Even though these shares come from a desire to stop the flow of bad ideas, they almost always have the opposite effect. The percentage of writers who get fired for writing a dopey hot take is almost zero. The companies who own your favorite (or most despised) website don’t care if you read something because you agreed with it or because you were outraged. In the internet economy a click is a click is a click. And in some ways a hateclick is better than a genuinely inquisitive one, because hateclicks tend to result in more hateshares, which in turn generate more hateclicks.

You sometimes hear the act of sharing bad takes compared to a person smelling spoiled milk and then shoving the bottle under someone else’s nose and making them smell it too, but this metaphor isn’t quite right. You could shove a bad jug of skim in 1,000 people’s faces and it wouldn’t change the market for milk, spoiled or otherwise. There is no economic incentive for a dairy farmer to produce bad milk under any circumstance, even if you ran through the streets naked screaming “CAN YOU BELIEVE HOW AWFUL THIS MILK IS? WHY WOULD SOMEONE MAKE THIS MILK?!?”
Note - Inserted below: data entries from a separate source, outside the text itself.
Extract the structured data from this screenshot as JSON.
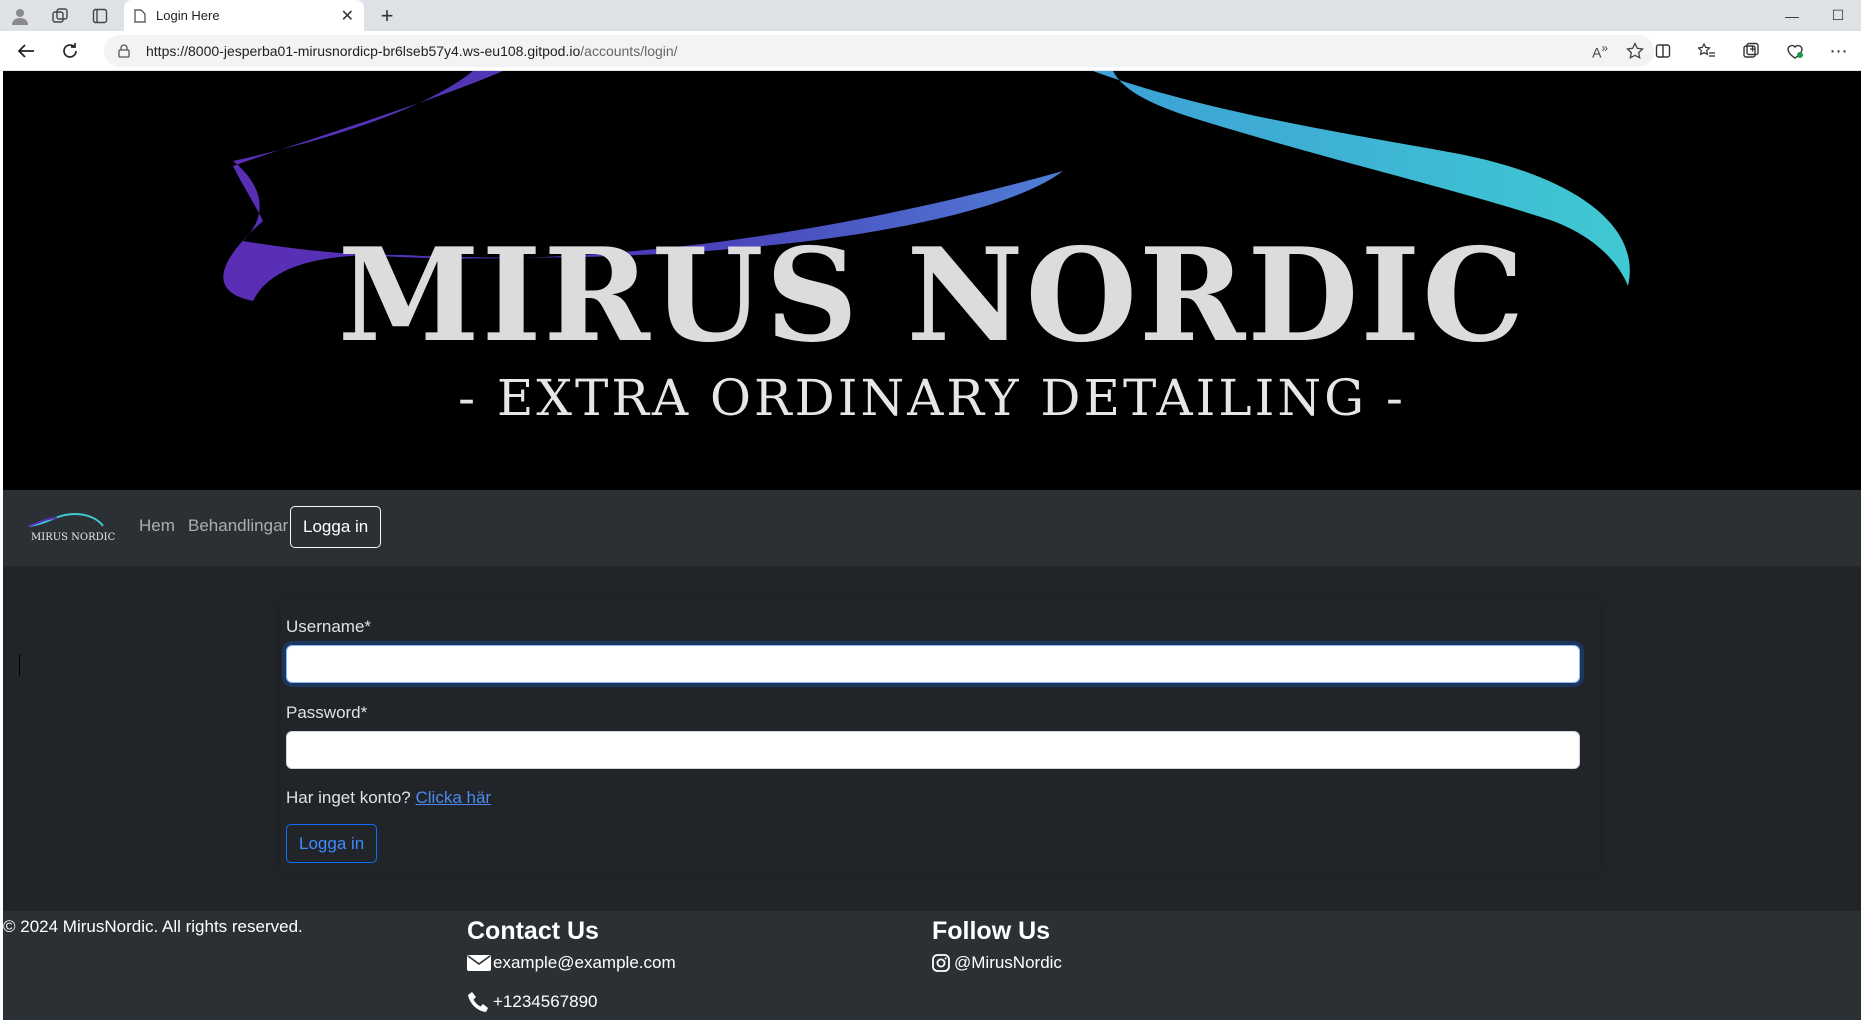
{
  "browser": {
    "tab_title": "Login Here",
    "url_host": "https://8000-jesperba01-mirusnordicp-br6lseb57y4.ws-eu108.gitpod.io",
    "url_path": "/accounts/login/"
  },
  "banner": {
    "brand": "MIRUS NORDIC",
    "tagline": "- EXTRA ORDINARY DETAILING -"
  },
  "navbar": {
    "logo_text": "MIRUS NORDIC",
    "links": [
      "Hem",
      "Behandlingar"
    ],
    "login_label": "Logga in"
  },
  "login_form": {
    "username_label": "Username*",
    "username_value": "",
    "password_label": "Password*",
    "password_value": "",
    "no_account_text": "Har inget konto?",
    "signup_link": "Clicka här",
    "submit_label": "Logga in"
  },
  "footer": {
    "copyright": "© 2024 MirusNordic. All rights reserved.",
    "contact_heading": "Contact Us",
    "email": "example@example.com",
    "phone": "+1234567890",
    "follow_heading": "Follow Us",
    "instagram": "@MirusNordic"
  },
  "colors": {
    "page_bg": "#212529",
    "navbar_bg": "#2b3035",
    "link_blue": "#4d8af0",
    "banner_purple": "#5a2db5",
    "banner_cyan": "#3fc9d2"
  }
}
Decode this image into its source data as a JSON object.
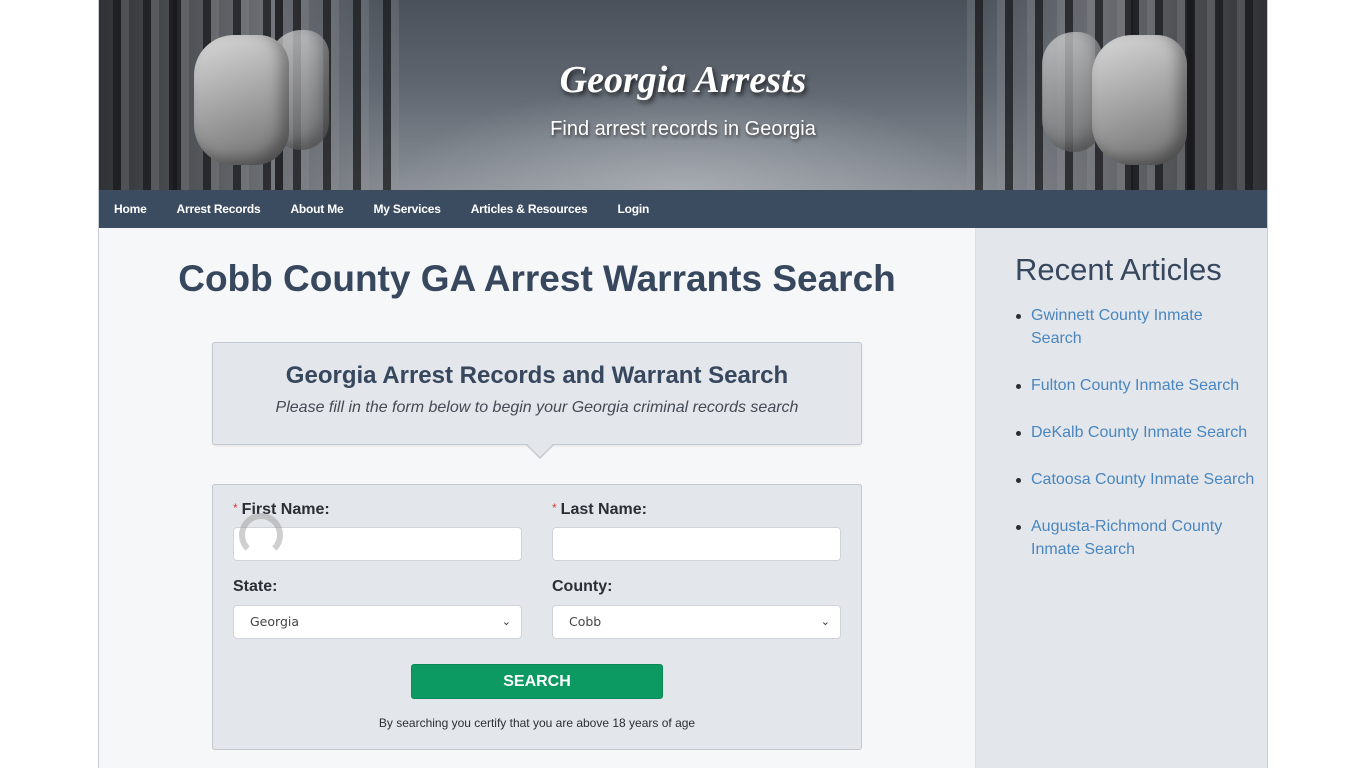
{
  "header": {
    "site_title": "Georgia Arrests",
    "tagline": "Find arrest records in Georgia"
  },
  "nav": {
    "items": [
      {
        "label": "Home"
      },
      {
        "label": "Arrest Records"
      },
      {
        "label": "About Me"
      },
      {
        "label": "My Services"
      },
      {
        "label": "Articles & Resources"
      },
      {
        "label": "Login"
      }
    ]
  },
  "main": {
    "page_title": "Cobb County GA Arrest Warrants Search",
    "intro": {
      "heading": "Georgia Arrest Records and Warrant Search",
      "subheading": "Please fill in the form below to begin your Georgia criminal records search"
    },
    "form": {
      "required_marker": "*",
      "first_name": {
        "label": "First Name:",
        "value": "",
        "placeholder": ""
      },
      "last_name": {
        "label": "Last Name:",
        "value": "",
        "placeholder": ""
      },
      "state": {
        "label": "State:",
        "selected": "Georgia"
      },
      "county": {
        "label": "County:",
        "selected": "Cobb"
      },
      "search_button": "SEARCH",
      "disclaimer": "By searching you certify that you are above 18 years of age"
    }
  },
  "sidebar": {
    "heading": "Recent Articles",
    "articles": [
      {
        "label": "Gwinnett County Inmate Search"
      },
      {
        "label": "Fulton County Inmate Search"
      },
      {
        "label": "DeKalb County Inmate Search"
      },
      {
        "label": "Catoosa County Inmate Search"
      },
      {
        "label": "Augusta-Richmond County Inmate Search"
      }
    ]
  },
  "colors": {
    "nav_bg": "#2c3e55",
    "heading": "#37475e",
    "link": "#4a86bf",
    "search_button": "#0c9a62",
    "required": "#e0393e"
  }
}
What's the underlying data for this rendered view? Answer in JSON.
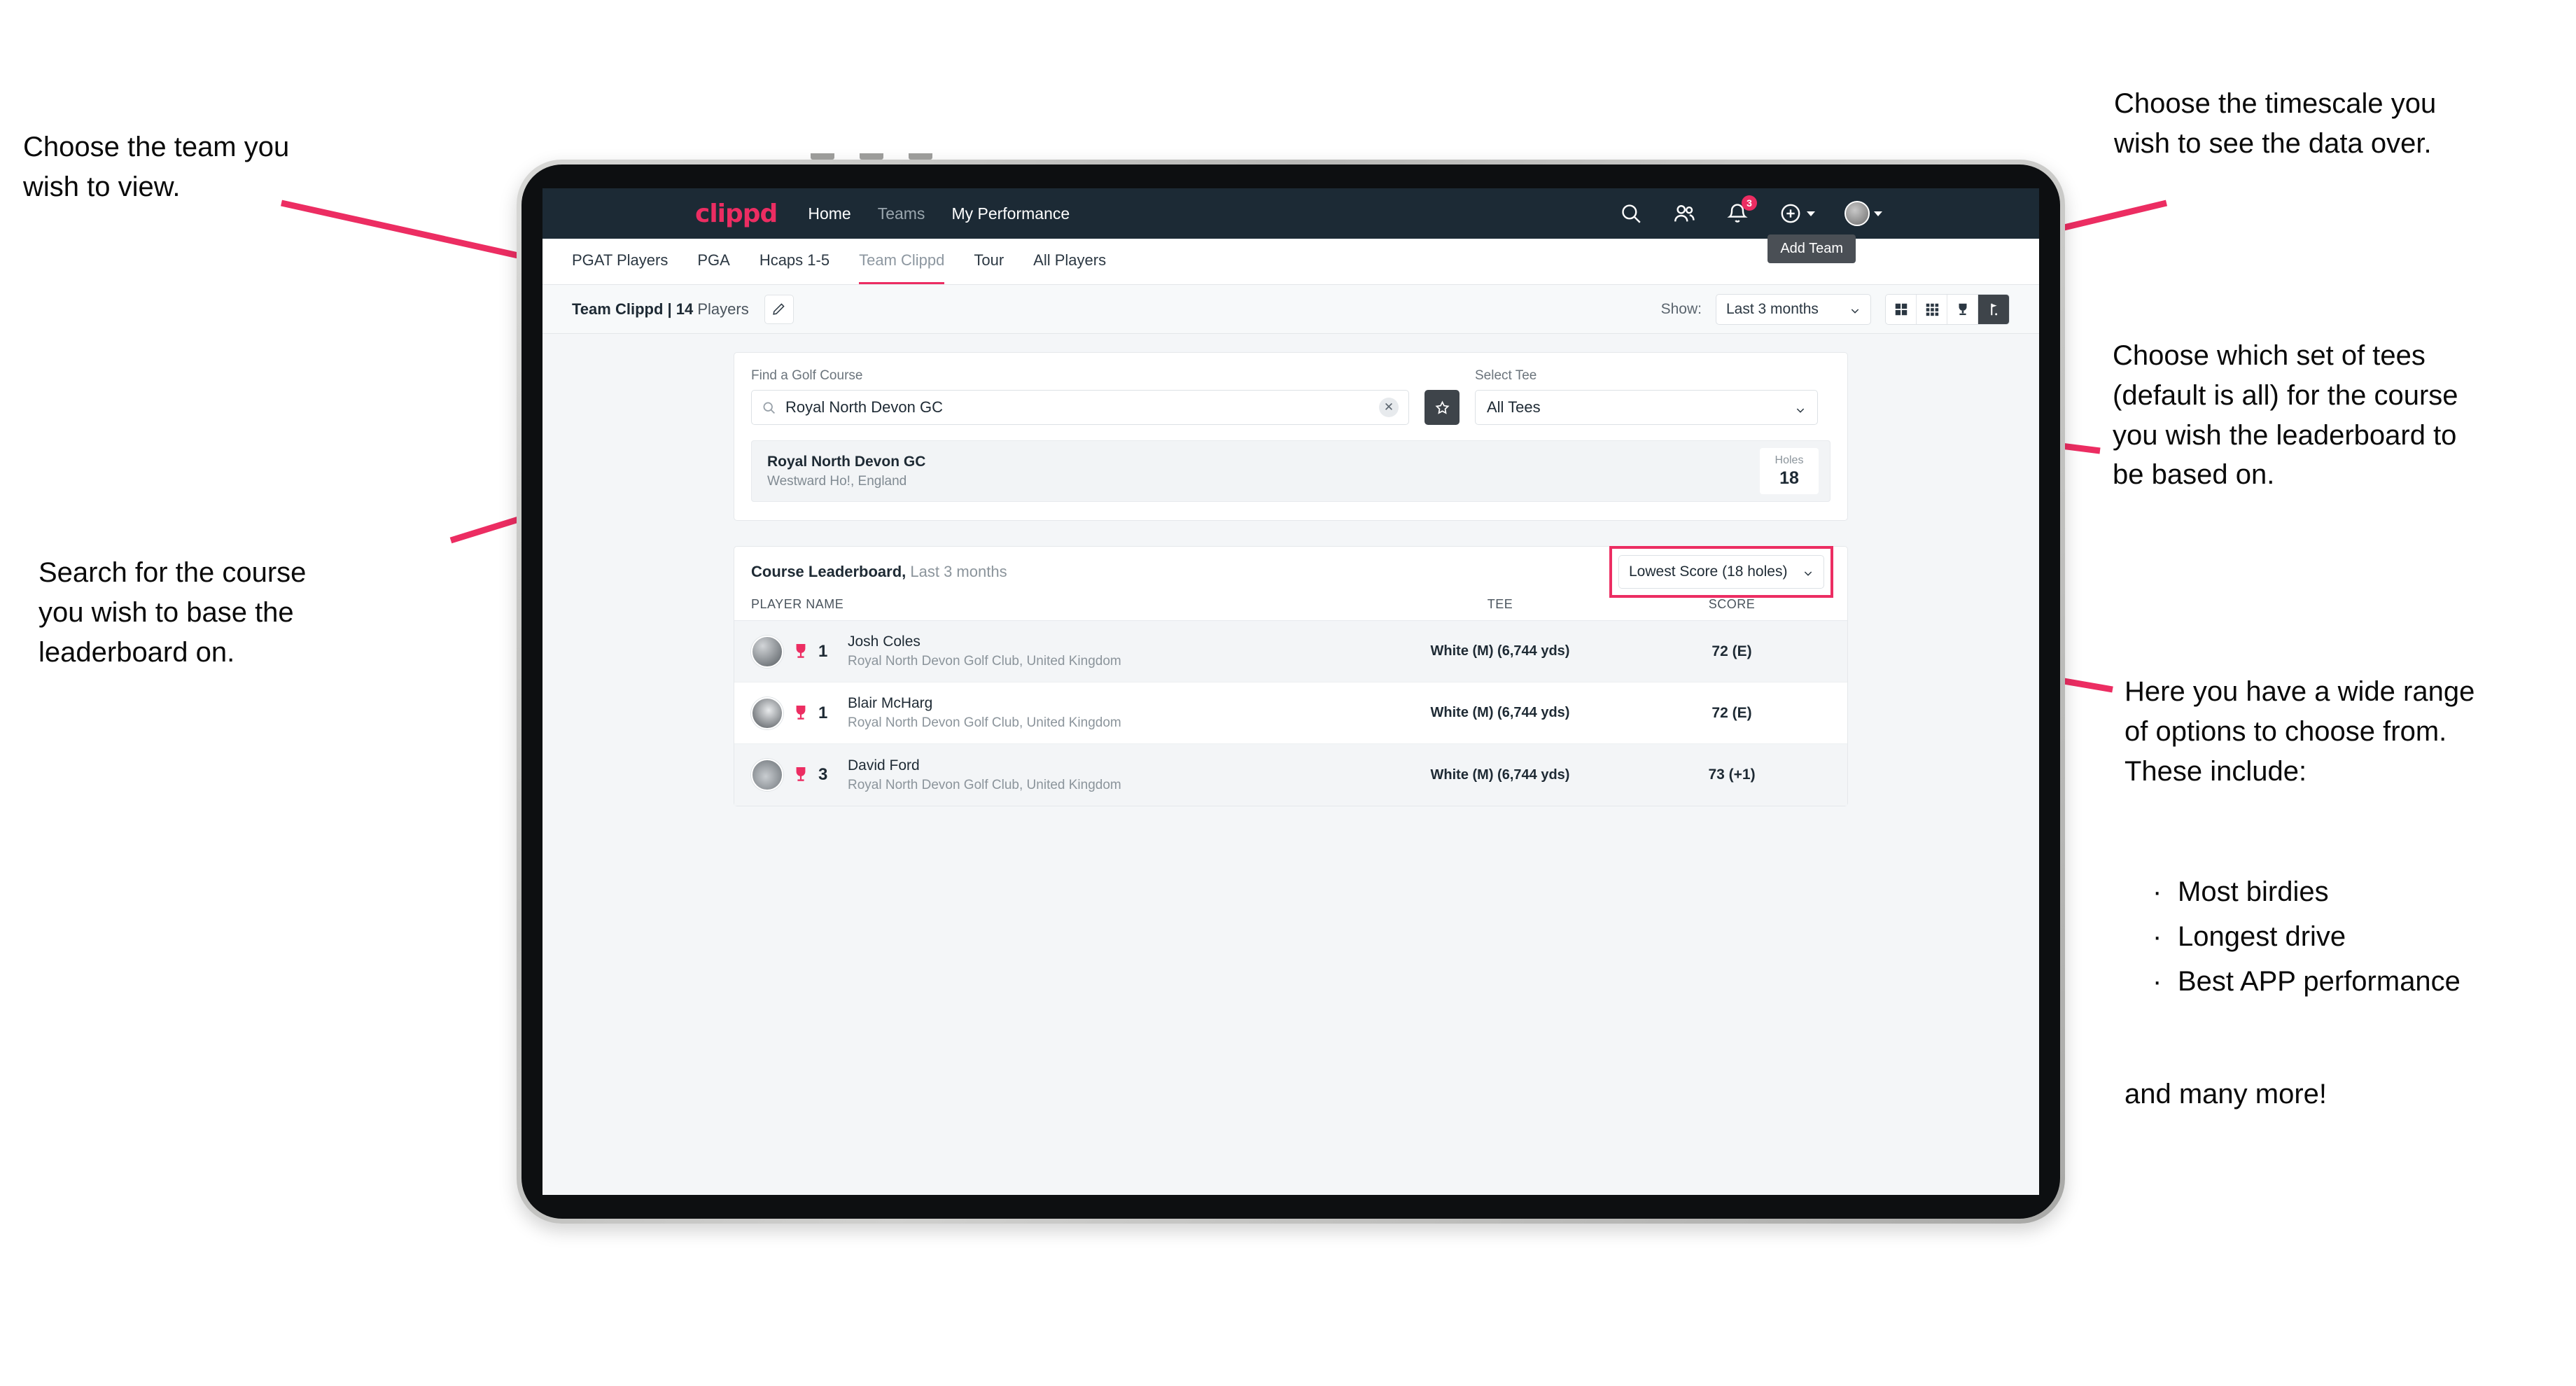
{
  "annotations": {
    "team": "Choose the team you\nwish to view.",
    "timescale": "Choose the timescale you\nwish to see the data over.",
    "tees": "Choose which set of tees\n(default is all) for the course\nyou wish the leaderboard to\nbe based on.",
    "search": "Search for the course\nyou wish to base the\nleaderboard on.",
    "options_intro": "Here you have a wide range\nof options to choose from.\nThese include:",
    "options_list": [
      "Most birdies",
      "Longest drive",
      "Best APP performance"
    ],
    "options_outro": "and many more!"
  },
  "app": {
    "brand": "clippd",
    "nav": [
      {
        "label": "Home",
        "muted": false
      },
      {
        "label": "Teams",
        "muted": true
      },
      {
        "label": "My Performance",
        "muted": false
      }
    ],
    "icons": {
      "search": "search-icon",
      "people": "people-icon",
      "bell": "bell-icon",
      "bell_badge": "3",
      "plus": "plus-circle-icon",
      "avatar": "user-avatar"
    },
    "tabs": [
      {
        "label": "PGAT Players",
        "state": "normal"
      },
      {
        "label": "PGA",
        "state": "normal"
      },
      {
        "label": "Hcaps 1-5",
        "state": "normal"
      },
      {
        "label": "Team Clippd",
        "state": "active"
      },
      {
        "label": "Tour",
        "state": "normal"
      },
      {
        "label": "All Players",
        "state": "normal"
      }
    ],
    "tooltip": "Add Team"
  },
  "toolbar": {
    "team_name": "Team Clippd | 14",
    "team_suffix": " Players",
    "edit_icon": "pencil-icon",
    "show_label": "Show:",
    "show_value": "Last 3 months",
    "views": [
      {
        "name": "grid-4-view",
        "active": false
      },
      {
        "name": "grid-9-view",
        "active": false
      },
      {
        "name": "trophy-view",
        "active": false
      },
      {
        "name": "golf-flag-view",
        "active": true
      }
    ]
  },
  "search": {
    "course_label": "Find a Golf Course",
    "course_value": "Royal North Devon GC",
    "course_placeholder": "Find a Golf Course",
    "clear_icon": "close-icon",
    "favourite_icon": "star-icon",
    "tee_label": "Select Tee",
    "tee_value": "All Tees"
  },
  "course": {
    "name": "Royal North Devon GC",
    "location": "Westward Ho!, England",
    "holes_label": "Holes",
    "holes_value": "18"
  },
  "leaderboard": {
    "title": "Course Leaderboard,",
    "subtitle": " Last 3 months",
    "metric": "Lowest Score (18 holes)",
    "columns": [
      "PLAYER NAME",
      "TEE",
      "SCORE"
    ],
    "rows": [
      {
        "rank": "1",
        "name": "Josh Coles",
        "club": "Royal North Devon Golf Club, United Kingdom",
        "tee": "White (M) (6,744 yds)",
        "score": "72 (E)"
      },
      {
        "rank": "1",
        "name": "Blair McHarg",
        "club": "Royal North Devon Golf Club, United Kingdom",
        "tee": "White (M) (6,744 yds)",
        "score": "72 (E)"
      },
      {
        "rank": "3",
        "name": "David Ford",
        "club": "Royal North Devon Golf Club, United Kingdom",
        "tee": "White (M) (6,744 yds)",
        "score": "73 (+1)"
      }
    ]
  },
  "colors": {
    "accent": "#ec2d62",
    "topbar": "#1c2a35",
    "screen_bg": "#f4f6f8"
  }
}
But when you share garbage writing, you are creating an economic incentive for a writer to create more garbage content, because most writers these days are paid by (or their work’s value is at least measured by) the amount of pageviews their work generates. And the way things shake out these days, you could spend a month on a meticulously researched work of arts criticism that might get 10,000 hits, or spend two hours on a deliberately inflammatory essay that might get 100,000 hits. In that environment, what would you do?

Look, I get it. When someone writes something bad it pisses me off too. And my first instinct is to share it with a “Can you believe someone was paid to write this junk?” tweet. In an ideal world, sharing and decrying these pieces would have their intended effect. Alas, we do not live in an ideal world. When we share a piece of stupidity or racism on social media hundreds of times, and people click on it hundreds of thousands of times, we’ve given the writer exactly what they wanted (or, at the very least, have in no way punished them for doing something bad). The old truism about how there’s no such thing as bad publicity? That’s never been truer than in on the internet circa 2018.

Like I said, I’ve been just as guilty of this as anyone. But I’m trying, Ringo; I’m trying real hard to be a shepherd. Instead of amplifying the bad, I’m sharing the good. They’re not always the sexiest articles, and they rarely get shared far enough to make a positive impact on their traffic (some other time we’ll have to talk about how retweets and likes have become psychological currency, and another incentive to share bad articles). But at least I’m not helping spread the crap in the world. Instead of treating these articles like spoiled milk, we should look at them like a fire: The quickest way of stopping one is by depriving it of oxygen.